Nel frattempo la cronaca continua a presentare il conto. Il recente incidente mortale – l'ennesimo su quel tratto – non può essere archiviato come una tragica fatalità. È invece l'ennesimo campanello d'allarme che impone una riflessione seria e, soprattutto, un'accelerazione concreta dell'iter per l'allargamento a quattro corsie della strada che collega Matera alla Basentana. I numeri, del resto, parlano da soli. La Statale 7 registra il più alto indice di traffico dell'intera Basilicata, con circa 20 mila veicoli al giorno. Sul tratto che collega Matera allo svincolo per Metaponto si concentrano inoltre i flussi di mezzi pesanti provenienti da quattro importanti arterie: la Bradanica, la Jonica, le SS 96/99 Adriatiche e la Basentana. Un nodo logistico di questa portata non può essere trattato come una qualunque strada provinciale, né gestito con interventi emergenziali e temporanei.
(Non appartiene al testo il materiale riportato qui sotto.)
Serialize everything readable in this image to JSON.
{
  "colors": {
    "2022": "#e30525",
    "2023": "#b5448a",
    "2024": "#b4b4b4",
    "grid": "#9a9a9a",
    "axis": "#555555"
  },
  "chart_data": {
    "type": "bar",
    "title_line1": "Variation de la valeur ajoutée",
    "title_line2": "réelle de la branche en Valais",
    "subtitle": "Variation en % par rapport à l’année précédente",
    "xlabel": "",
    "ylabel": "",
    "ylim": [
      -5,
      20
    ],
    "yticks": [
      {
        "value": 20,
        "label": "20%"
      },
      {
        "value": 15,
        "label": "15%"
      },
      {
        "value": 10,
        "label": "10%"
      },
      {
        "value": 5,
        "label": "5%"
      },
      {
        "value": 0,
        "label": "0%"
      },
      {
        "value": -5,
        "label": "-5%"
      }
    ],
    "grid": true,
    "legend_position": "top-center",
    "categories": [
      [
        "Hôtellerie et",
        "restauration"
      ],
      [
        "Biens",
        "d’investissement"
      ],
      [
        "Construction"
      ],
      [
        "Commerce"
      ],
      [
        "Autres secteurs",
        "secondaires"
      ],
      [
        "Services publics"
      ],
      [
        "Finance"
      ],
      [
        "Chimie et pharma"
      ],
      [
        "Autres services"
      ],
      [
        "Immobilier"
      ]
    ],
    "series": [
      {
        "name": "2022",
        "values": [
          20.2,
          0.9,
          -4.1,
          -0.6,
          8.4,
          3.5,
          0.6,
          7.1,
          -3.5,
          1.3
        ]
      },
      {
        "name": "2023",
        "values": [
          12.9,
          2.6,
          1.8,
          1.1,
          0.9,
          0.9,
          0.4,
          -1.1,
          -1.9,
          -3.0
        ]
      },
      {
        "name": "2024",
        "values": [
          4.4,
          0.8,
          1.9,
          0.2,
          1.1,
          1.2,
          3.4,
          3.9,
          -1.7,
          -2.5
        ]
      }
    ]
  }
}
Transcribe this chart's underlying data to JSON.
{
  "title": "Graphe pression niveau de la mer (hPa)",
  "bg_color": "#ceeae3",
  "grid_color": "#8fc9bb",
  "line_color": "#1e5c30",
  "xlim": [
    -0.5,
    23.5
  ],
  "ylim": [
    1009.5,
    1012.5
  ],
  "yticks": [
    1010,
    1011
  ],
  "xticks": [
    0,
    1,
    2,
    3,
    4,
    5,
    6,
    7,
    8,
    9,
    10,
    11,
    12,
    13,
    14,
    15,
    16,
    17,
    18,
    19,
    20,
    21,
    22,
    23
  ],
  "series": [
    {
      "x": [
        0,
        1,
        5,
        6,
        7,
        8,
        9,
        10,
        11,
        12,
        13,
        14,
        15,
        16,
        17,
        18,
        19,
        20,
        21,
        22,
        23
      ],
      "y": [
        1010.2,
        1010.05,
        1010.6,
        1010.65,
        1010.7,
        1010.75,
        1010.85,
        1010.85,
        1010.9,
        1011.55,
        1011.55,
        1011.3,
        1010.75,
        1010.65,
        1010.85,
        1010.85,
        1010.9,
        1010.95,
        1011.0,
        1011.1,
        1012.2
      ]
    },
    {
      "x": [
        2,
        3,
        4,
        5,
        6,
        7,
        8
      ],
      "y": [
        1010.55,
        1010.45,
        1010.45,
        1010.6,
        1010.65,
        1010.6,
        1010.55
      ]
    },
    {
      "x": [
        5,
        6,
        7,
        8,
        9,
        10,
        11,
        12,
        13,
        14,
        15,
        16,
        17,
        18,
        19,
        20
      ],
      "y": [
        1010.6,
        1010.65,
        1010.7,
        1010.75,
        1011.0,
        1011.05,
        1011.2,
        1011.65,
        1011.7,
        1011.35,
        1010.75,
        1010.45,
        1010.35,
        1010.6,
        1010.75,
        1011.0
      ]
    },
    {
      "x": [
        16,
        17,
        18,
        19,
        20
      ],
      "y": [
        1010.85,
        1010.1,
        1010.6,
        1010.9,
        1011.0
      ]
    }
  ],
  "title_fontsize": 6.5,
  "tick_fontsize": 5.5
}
"Per queste ragioni - aggiunge La scaletta - è necessario fare piena chiarezza sullo stato dell'arte, sui finanziamenti disponibili e sui tempi reali di realizzazione. Anche perché il primo lotto – il bypass Matera–svincolo Metaponto – risulterebbe già interamente progettato e immediatamente appaltabile. Lo sarebbe anche il tratto Gioia del Colle-Matera sul quale andrebbe aperto un canale istituzionale di collaborazione con la Puglia, nel solco di quanto già fatto con gli accordi di confine per la sanità. Si tratta di una strada che consentirebbe di avere lo svincolo autostradale della A14 a distanza di una ventina di minuti da Matera e di avvicinare alla Basilicata la popolosa area murgiana.
Per tutti questi motivi sarebbe opportuno procedere senza ulteriori rinvii e con la massima trasparenza negli obiettivi e nel cronoprogramma operativo. È opportuno, inoltre, ricordare ancora una volta che la Statale 7 rappresenta il primo tratto dell'itinerario Murgia-Pollino, inserito tra le opere di interesse strategico nazionale. Un'infrastruttura destinata a collegare tre mari – Adriatico, Ionio e Tirreno – e cinque aree industriali strategiche: Matera Jesce, Matera La Martella, Valbasento, Metapontino e Galdo di Lauria. Non si tratta dunque di una semplice opera viaria, ma di un'infrastruttura decisiva per la competitività e lo sviluppo della Basilicata. Continuare a rinviare significherebbe accettare l'idea di una regione condannata alla marginalità infrastrutturale. Un destino che la Basilicata non può più permettersi", conclude il comunicato.